Работы по открытому листу (№ 240 от 06.06.2014) шли при поддержке монастыря и фонда «Царская дорога». Аналитические исследования продолжаются, но первые результаты пора представить. Этому и посвящены две статьи, включенные в данный номер КСИА: первая содержит историко-археологические данные, а вторая – материалы естественно-научных анализов, в антропологической части возглавленных М. Б. Медниковой, а в отношении текстиля (также при ее поддержке) – И. И. Елкиной.
Исторические источники и архитектурная ситуация . Как известно, Новоспасский монастырь принадлежит к числе древнейших в Москве и ведет начало от Спасского кремлевского XIV в.: на Крутицы его перевели в конце XV в. в связи с реконструкцией центральной крепости Москвы. Он стал «своим» для рода бояр Захарьиных-Кошкиных и с середины XVI в. – их потомков Романовых. Именование последних восходит к боярину Роману Юрьевичу Захарьину-Кошкину (ум. 1543). Его младший сын, Никита Романович Захарьин-Юрьев (ок. 1522 – 23.04.1586 или 1585), имел от второй супруги, княжны Е. А. Горбатой-Шуйской, 11 или 12 детей, из них 6 девочек. Федор, старший сын (возможно, еще от первого брака с княжной В. И. Ховриной, см.: Беляев , 2015б. С. 146–150), будущий патриарх Филарет, стал отцом основателя царской династии, Михаила Романова. Но остальным членам рода с продолжением мужской линии не повезло: в середине XVII в. последние из бояр Романовых сойдут со сцены, не оставив потомства (судьбы женских линий сложатся гораздо благополучнее, что в какой-то степени касается темы нашего исследования).

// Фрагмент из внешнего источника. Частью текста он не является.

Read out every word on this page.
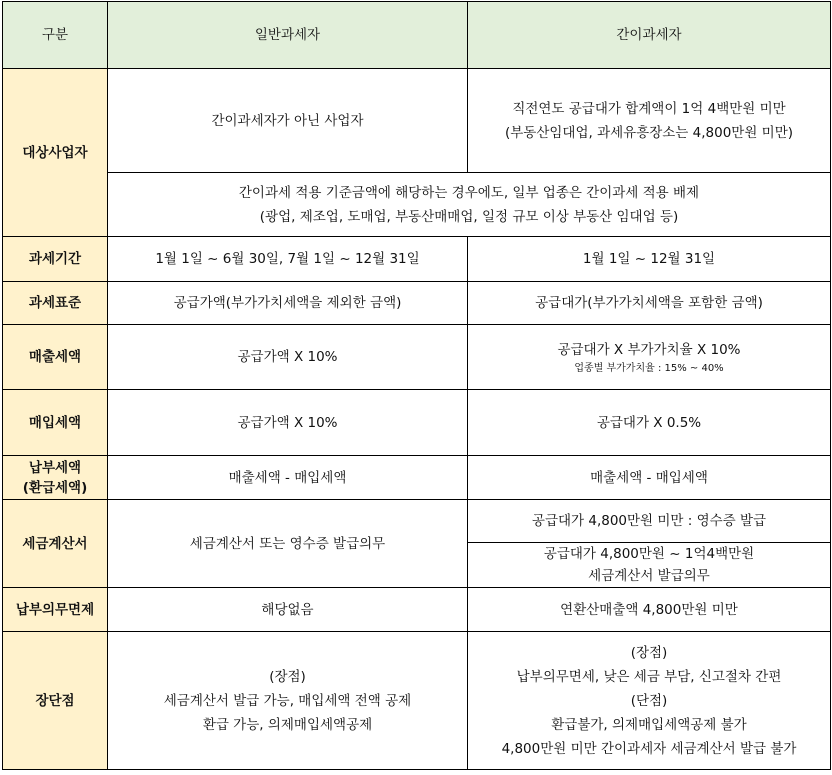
구분	일반과세자	간이과세자
대상사업자	간이과세자가 아닌 사업자	직전연도 공급대가 합계액이 1억 4백만원 미만
(부동산임대업, 과세유흥장소는 4,800만원 미만)

	간이과세 적용 기준금액에 해당하는 경우에도, 일부 업종은 간이과세 적용 배제
(광업, 제조업, 도매업, 부동산매매업, 일정 규모 이상 부동산 임대업 등)	

과세기간	1월 1일 ~ 6월 30일, 7월 1일 ~ 12월 31일	1월 1일 ~ 12월 31일
과세표준	공급가액(부가가치세액을 제외한 금액)	공급대가(부가가치세액을 포함한 금액)
매출세액	공급가액 X 10%	공급대가 X 부가가치율 X 10%
업종별 부가가치율 : 15% ~ 40%

매입세액	공급가액 X 10%	공급대가 X 0.5%

납부세액
(환급세액)	매출세액 - 매입세액	매출세액 - 매입세액
세금계산서	세금계산서 또는 영수증 발급의무	공급대가 4,800만원 미만 : 영수증 발급

		공급대가 4,800만원 ~ 1억4백만원
세금계산서 발급의무

납부의무면제	해당없음	연환산매출액 4,800만원 미만
장단점	(장점)
세금계산서 발급 가능, 매입세액 전액 공제
환급 가능, 의제매입세액공제	(장점)
납부의무면세, 낮은 세금 부담, 신고절차 간편
(단점)
환급불가, 의제매입세액공제 불가
4,800만원 미만 간이과세자 세금계산서 발급 불가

Одна из причин вымирания явно жизнеспособного рода – преследования, которым его подвергли на рубеже XVI–XVII вв. Придя к власти в 1598 г., Борис Годунов, опасаясь силы многочисленного и хорошо ему знакомого клана (Федор был одним из возможных претендентов на царство), обвинил его брата, Александра Никитича, в злоумышлении на «царское здоровье». Летом 1601 г. после судебного процесса Романовы и родственные им семьи были сосланы: Федора и его супругу постригли; четырех других Никитичей отправив на окраины государства. Иван, самый слабый здоровьем, был вскоре помилован (1602) и вернулся в Москву, но трое других менее чем через год погибли в ссылке: Александр умер в вотчине новгородского Кириллова монастыря в Усолье-Луде (Двинский уезд), Михаил – в Перми, Василий – в Пелыме (село Ныроб), за Уралом. Подозревали, что Годунов приказал удавить их или уморить голодом. Аналогичная участь постигла родственников и близких Романовых: князей Черкасских, Сицких, Репниных и других, их пытали, многие были пострижены и умерли в ссылках.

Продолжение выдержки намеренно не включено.